N’Djamena : le procès d’un vigile accusé de détournement de mineure s’ouvre sur fond de contestations
Le procès d'un vigile accusé de détournement de mineure à N'Djamena soulève des questions sur la validité des preuves et les procédures judiciaires. La défense conteste vigoureusement les charges et demande l'audition de la victime.
Par Temandang Gontran
Le 2 juillet 2026, le Tribunal de Grande Instance de N'Djamena a ouvert le procès d'un vigile poursuivi pour détournement de mineure. Alors que le ministère public requiert une condamnation, la défense dénonce une procédure entachée d'irrégularités et une absence totale de preuves matérielles.
Le prévenu, agent de sécurité devant une école privée dans le 6e arrondissement de la capitale, est accusé d'avoir entretenu une relation avec une mineure de 13 ans. L'affaire a été portée devant la justice après le 8 mars 2026 : ce soir-là, rentrée à 23 heures, la jeune fille aurait, sous la pression de ses parents, avoué avoir fréquenté le domicile du prévenu. Une plainte a été déposée dans la foulée.
Lors de l'audience, le procureur a maintenu les charges contre l'accusé, demandant au tribunal de le déclarer coupable des faits de détournement de mineure selon l'article 318 du code pénal tchadien tels que décrits dans le dossier d'accusation.

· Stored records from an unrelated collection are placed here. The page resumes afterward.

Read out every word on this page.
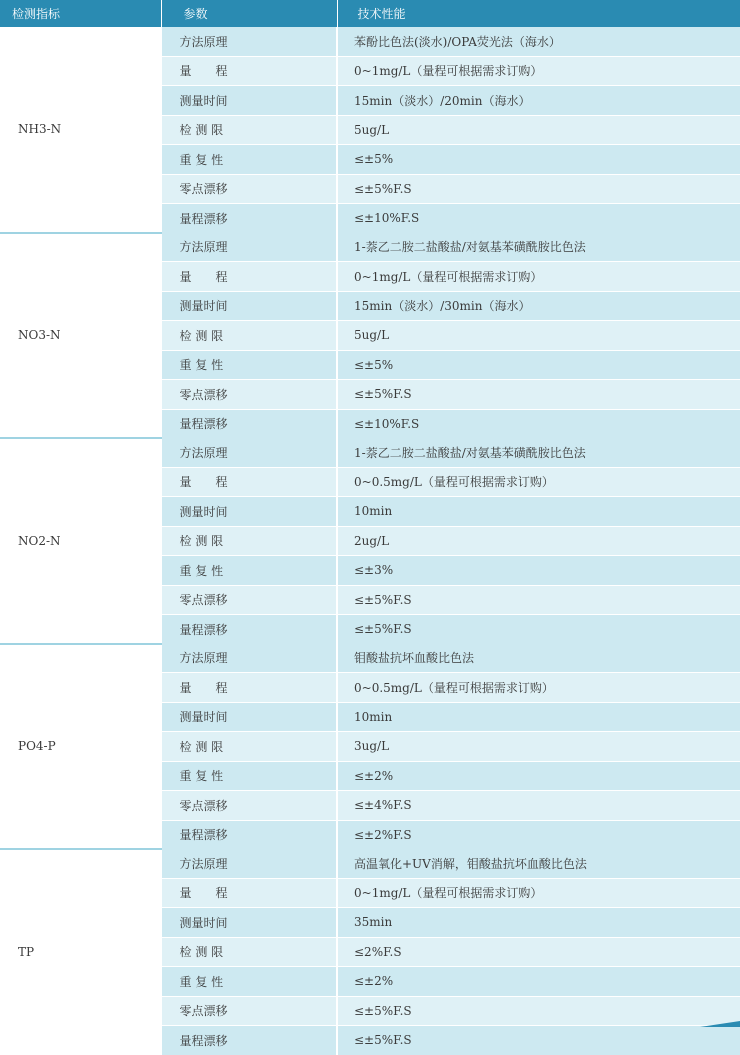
检测指标	参数	技术性能
NH3-N	方法原理	苯酚比色法(淡水)/OPA荧光法（海水）
	量　　程	0~1mg/L（量程可根据需求订购）
	测量时间	15min（淡水）/20min（海水）
	检 测 限	5ug/L
	重 复 性	≤±5%
	零点漂移	≤±5%F.S
	量程漂移	≤±10%F.S
NO3-N	方法原理	1-萘乙二胺二盐酸盐/对氨基苯磺酰胺比色法
	量　　程	0~1mg/L（量程可根据需求订购）
	测量时间	15min（淡水）/30min（海水）
	检 测 限	5ug/L
	重 复 性	≤±5%
	零点漂移	≤±5%F.S
	量程漂移	≤±10%F.S
NO2-N	方法原理	1-萘乙二胺二盐酸盐/对氨基苯磺酰胺比色法
	量　　程	0~0.5mg/L（量程可根据需求订购）
	测量时间	10min
	检 测 限	2ug/L
	重 复 性	≤±3%
	零点漂移	≤±5%F.S
	量程漂移	≤±5%F.S
PO4-P	方法原理	钼酸盐抗坏血酸比色法
	量　　程	0~0.5mg/L（量程可根据需求订购）
	测量时间	10min
	检 测 限	3ug/L
	重 复 性	≤±2%
	零点漂移	≤±4%F.S
	量程漂移	≤±2%F.S
TP	方法原理	高温氧化+UV消解，钼酸盐抗坏血酸比色法
	量　　程	0~1mg/L（量程可根据需求订购）
	测量时间	35min
	检 测 限	≤2%F.S
	重 复 性	≤±2%
	零点漂移	≤±5%F.S
	量程漂移	≤±5%F.S
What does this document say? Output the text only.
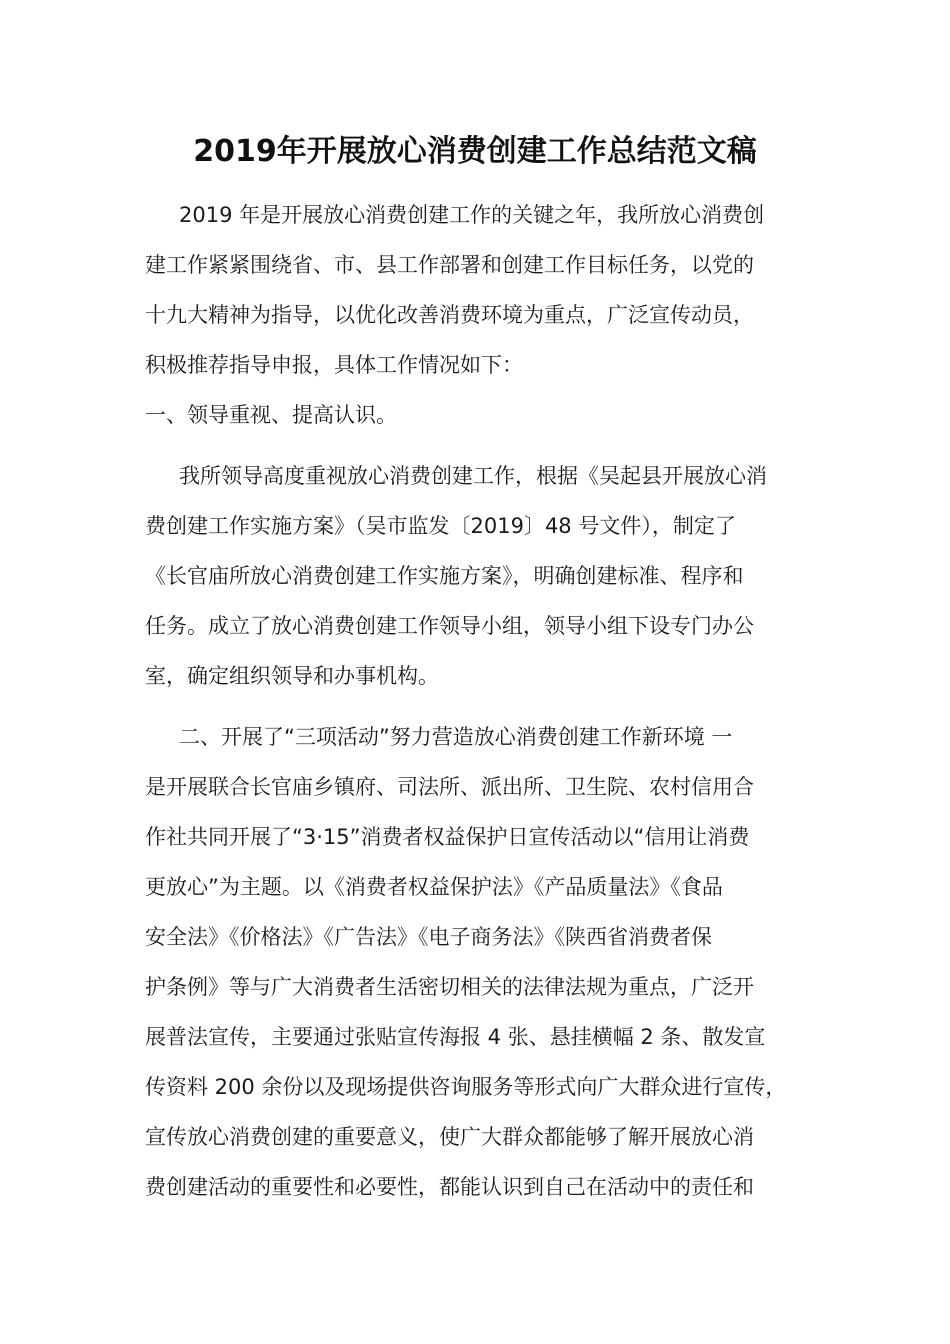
2019年开展放心消费创建工作总结范文稿
2019 年是开展放心消费创建工作的关键之年，我所放心消费创
建工作紧紧围绕省、市、县工作部署和创建工作目标任务，以党的
十九大精神为指导，以优化改善消费环境为重点，广泛宣传动员，
积极推荐指导申报，具体工作情况如下：
一、领导重视、提高认识。
我所领导高度重视放心消费创建工作，根据《吴起县开展放心消
费创建工作实施方案》（吴市监发〔2019〕48 号文件），制定了
《长官庙所放心消费创建工作实施方案》，明确创建标准、程序和
任务。成立了放心消费创建工作领导小组，领导小组下设专门办公
室，确定组织领导和办事机构。
二、开展了“三项活动”努力营造放心消费创建工作新环境 一
是开展联合长官庙乡镇府、司法所、派出所、卫生院、农村信用合
作社共同开展了“3·15”消费者权益保护日宣传活动以“信用让消费
更放心”为主题。以《消费者权益保护法》《产品质量法》《食品
安全法》《价格法》《广告法》《电子商务法》《陕西省消费者保
护条例》等与广大消费者生活密切相关的法律法规为重点，广泛开
展普法宣传，主要通过张贴宣传海报 4 张、悬挂横幅 2 条、散发宣
传资料 200 余份以及现场提供咨询服务等形式向广大群众进行宣传，
宣传放心消费创建的重要意义，使广大群众都能够了解开展放心消
费创建活动的重要性和必要性，都能认识到自己在活动中的责任和
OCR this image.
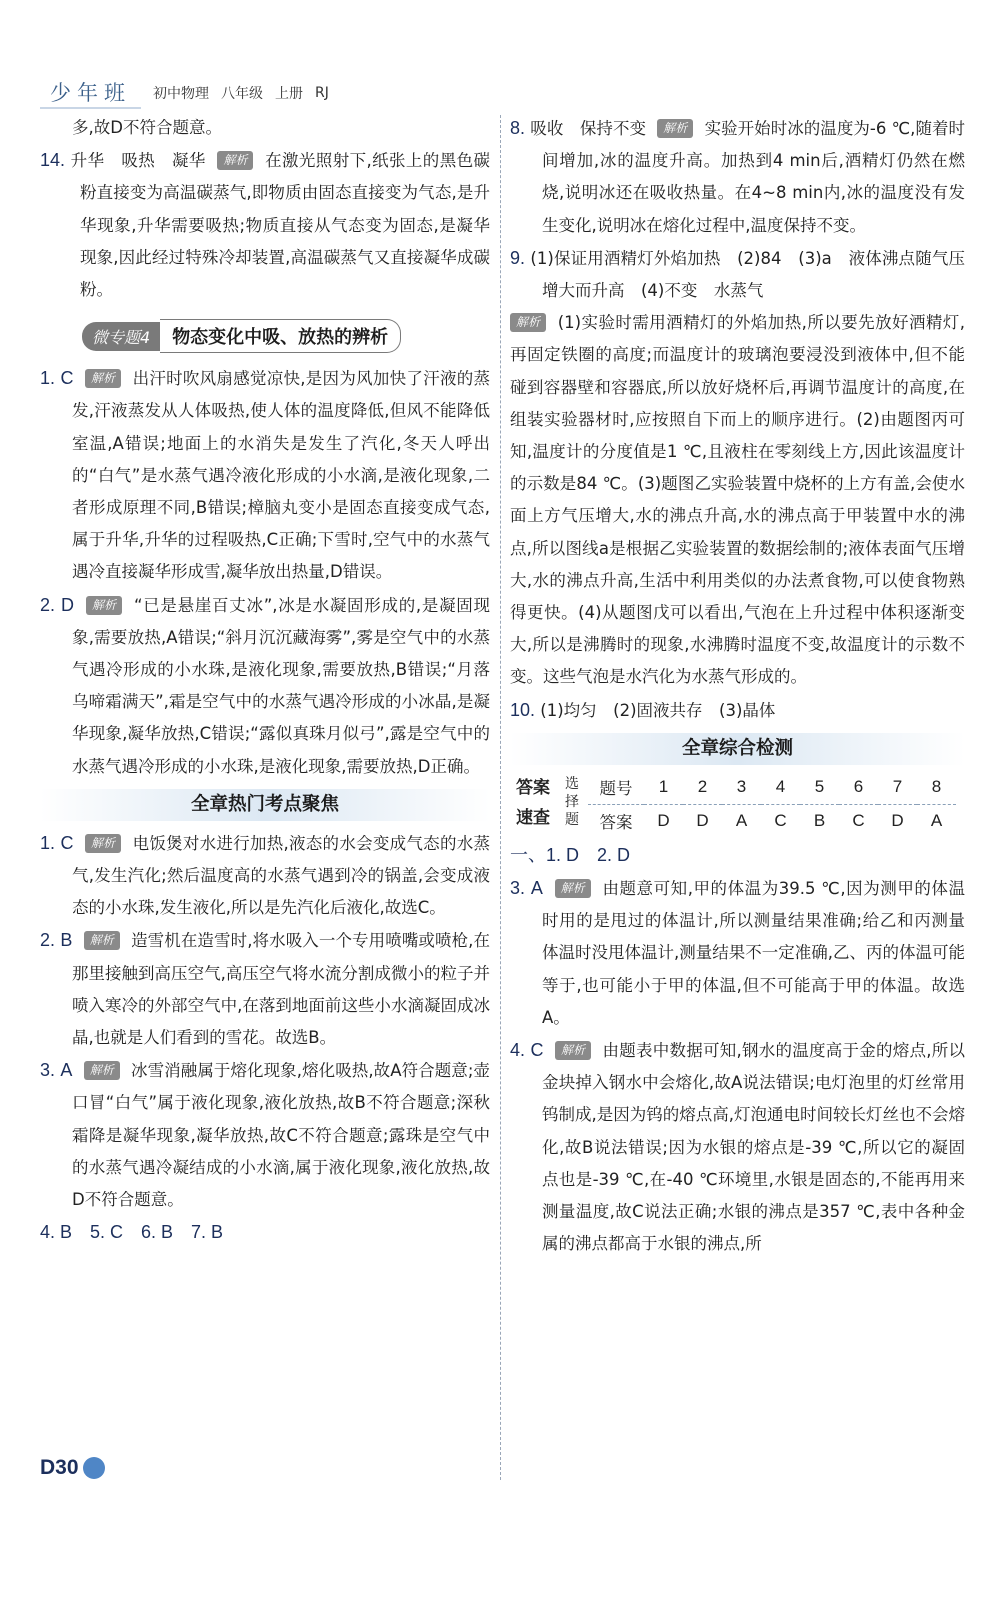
少年班	初中物理 八年级 上册 RJ

多,故D不符合题意。

14. 升华　吸热　凝华 解析 在激光照射下,纸张上的黑色碳粉直接变为高温碳蒸气,即物质由固态直接变为气态,是升华现象,升华需要吸热;物质直接从气态变为固态,是凝华现象,因此经过特殊冷却装置,高温碳蒸气又直接凝华成碳粉。

微专题4	物态变化中吸、放热的辨析

1. C 解析 出汗时吹风扇感觉凉快,是因为风加快了汗液的蒸发,汗液蒸发从人体吸热,使人体的温度降低,但风不能降低室温,A错误;地面上的水消失是发生了汽化,冬天人呼出的“白气”是水蒸气遇冷液化形成的小水滴,是液化现象,二者形成原理不同,B错误;樟脑丸变小是固态直接变成气态,属于升华,升华的过程吸热,C正确;下雪时,空气中的水蒸气遇冷直接凝华形成雪,凝华放出热量,D错误。

2. D 解析 “已是悬崖百丈冰”,冰是水凝固形成的,是凝固现象,需要放热,A错误;“斜月沉沉藏海雾”,雾是空气中的水蒸气遇冷形成的小水珠,是液化现象,需要放热,B错误;“月落乌啼霜满天”,霜是空气中的水蒸气遇冷形成的小冰晶,是凝华现象,凝华放热,C错误;“露似真珠月似弓”,露是空气中的水蒸气遇冷形成的小水珠,是液化现象,需要放热,D正确。

全章热门考点聚焦

1. C 解析 电饭煲对水进行加热,液态的水会变成气态的水蒸气,发生汽化;然后温度高的水蒸气遇到冷的锅盖,会变成液态的小水珠,发生液化,所以是先汽化后液化,故选C。

2. B 解析 造雪机在造雪时,将水吸入一个专用喷嘴或喷枪,在那里接触到高压空气,高压空气将水流分割成微小的粒子并喷入寒冷的外部空气中,在落到地面前这些小水滴凝固成冰晶,也就是人们看到的雪花。故选B。

3. A 解析 冰雪消融属于熔化现象,熔化吸热,故A符合题意;壶口冒“白气”属于液化现象,液化放热,故B不符合题意;深秋霜降是凝华现象,凝华放热,故C不符合题意;露珠是空气中的水蒸气遇冷凝结成的小水滴,属于液化现象,液化放热,故D不符合题意。

4. B　5. C　6. B　7. B

8. 吸收　保持不变 解析 实验开始时冰的温度为-6 ℃,随着时间增加,冰的温度升高。加热到4 min后,酒精灯仍然在燃烧,说明冰还在吸收热量。在4~8 min内,冰的温度没有发生变化,说明冰在熔化过程中,温度保持不变。

9. (1)保证用酒精灯外焰加热　(2)84　(3)a　液体沸点随气压增大而升高　(4)不变　水蒸气

解析 (1)实验时需用酒精灯的外焰加热,所以要先放好酒精灯,再固定铁圈的高度;而温度计的玻璃泡要浸没到液体中,但不能碰到容器壁和容器底,所以放好烧杯后,再调节温度计的高度,在组装实验器材时,应按照自下而上的顺序进行。(2)由题图丙可知,温度计的分度值是1 ℃,且液柱在零刻线上方,因此该温度计的示数是84 ℃。(3)题图乙实验装置中烧杯的上方有盖,会使水面上方气压增大,水的沸点升高,水的沸点高于甲装置中水的沸点,所以图线a是根据乙实验装置的数据绘制的;液体表面气压增大,水的沸点升高,生活中利用类似的办法煮食物,可以使食物熟得更快。(4)从题图戊可以看出,气泡在上升过程中体积逐渐变大,所以是沸腾时的现象,水沸腾时温度不变,故温度计的示数不变。这些气泡是水汽化为水蒸气形成的。

10. (1)均匀　(2)固液共存　(3)晶体

全章综合检测
答案速查
选择题
题号	1	2	3	4	5	6	7	8
答案	D	D	A	C	B	C	D	A

一、1. D　2. D

3. A 解析 由题意可知,甲的体温为39.5 ℃,因为测甲的体温时用的是甩过的体温计,所以测量结果准确;给乙和丙测量体温时没甩体温计,测量结果不一定准确,乙、丙的体温可能等于,也可能小于甲的体温,但不可能高于甲的体温。故选A。

4. C 解析 由题表中数据可知,钢水的温度高于金的熔点,所以金块掉入钢水中会熔化,故A说法错误;电灯泡里的灯丝常用钨制成,是因为钨的熔点高,灯泡通电时间较长灯丝也不会熔化,故B说法错误;因为水银的熔点是-39 ℃,所以它的凝固点也是-39 ℃,在-40 ℃环境里,水银是固态的,不能再用来测量温度,故C说法正确;水银的沸点是357 ℃,表中各种金属的沸点都高于水银的沸点,所

D30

Les avocats du prévenu ont vigoureusement plaidé la relaxe, soulevant plusieurs points, notamment l'absence de matérialité des faits. La défense a rappelé que l'examen médico-légal pratiqué sur la victime a conclu à l'intégrité physique de la jeune fille, contredisant ainsi l'idée d'un acte sexuel. Ils ont appuyé leur argument avec l'article 289 du code pénal tchadien qui définit le détournement de mineurs, selon eux les éléments ne sont pas constitués pour déclarer la culpabilité de leur client. Dans le procès-verbal, il a été mentionné que la victime aurait été détournée sur le chemin de l'école, alors les avocats du prévenu ont démontré que ce jour il n'y avait pas cours.
La défense a dénoncé une garde à vue prolongée de 10 jours, qualifiée d'illégalité, au regard des délais de détention prévus par la loi. Les conseils du prévenu ont déploré l'absence de l'audition de la victime par le tribunal. Ils ont souligné que les parents, seuls plaignants, ne se sont présentés qu’une seule fois à l'audience, sans pour autant apporter de preuves tangibles, avant de cesser toute collaboration avec la procédure.
Les avocats soutiennent que la jeune fille aurait été instrumentalisée par ses parents, qualifiant les accusations de manœuvres infondées.
Face à ce qu'elle considère comme un dossier vide, la défense a formellement requis l'audition de la mineure, estimant que son témoignage est indispensable à la manifestation de la vérité. Le tribunal devra désormais déterminer si les éléments apportés par le ministère public suffisent à établir la culpabilité du prévenu, malgré les zones d'ombre soulevées par la défense.
Cela a créé du brouhaha dans la salle, les personnes venues assister au procès, ont commencé à murmurer, soulignant que certains parents ont tendance à utiliser leur enfant pour régler les affaires du quartier.
Le prévenu a été reconduit à la maison d'arrêt de Klessoum pour la suite de l'affaire.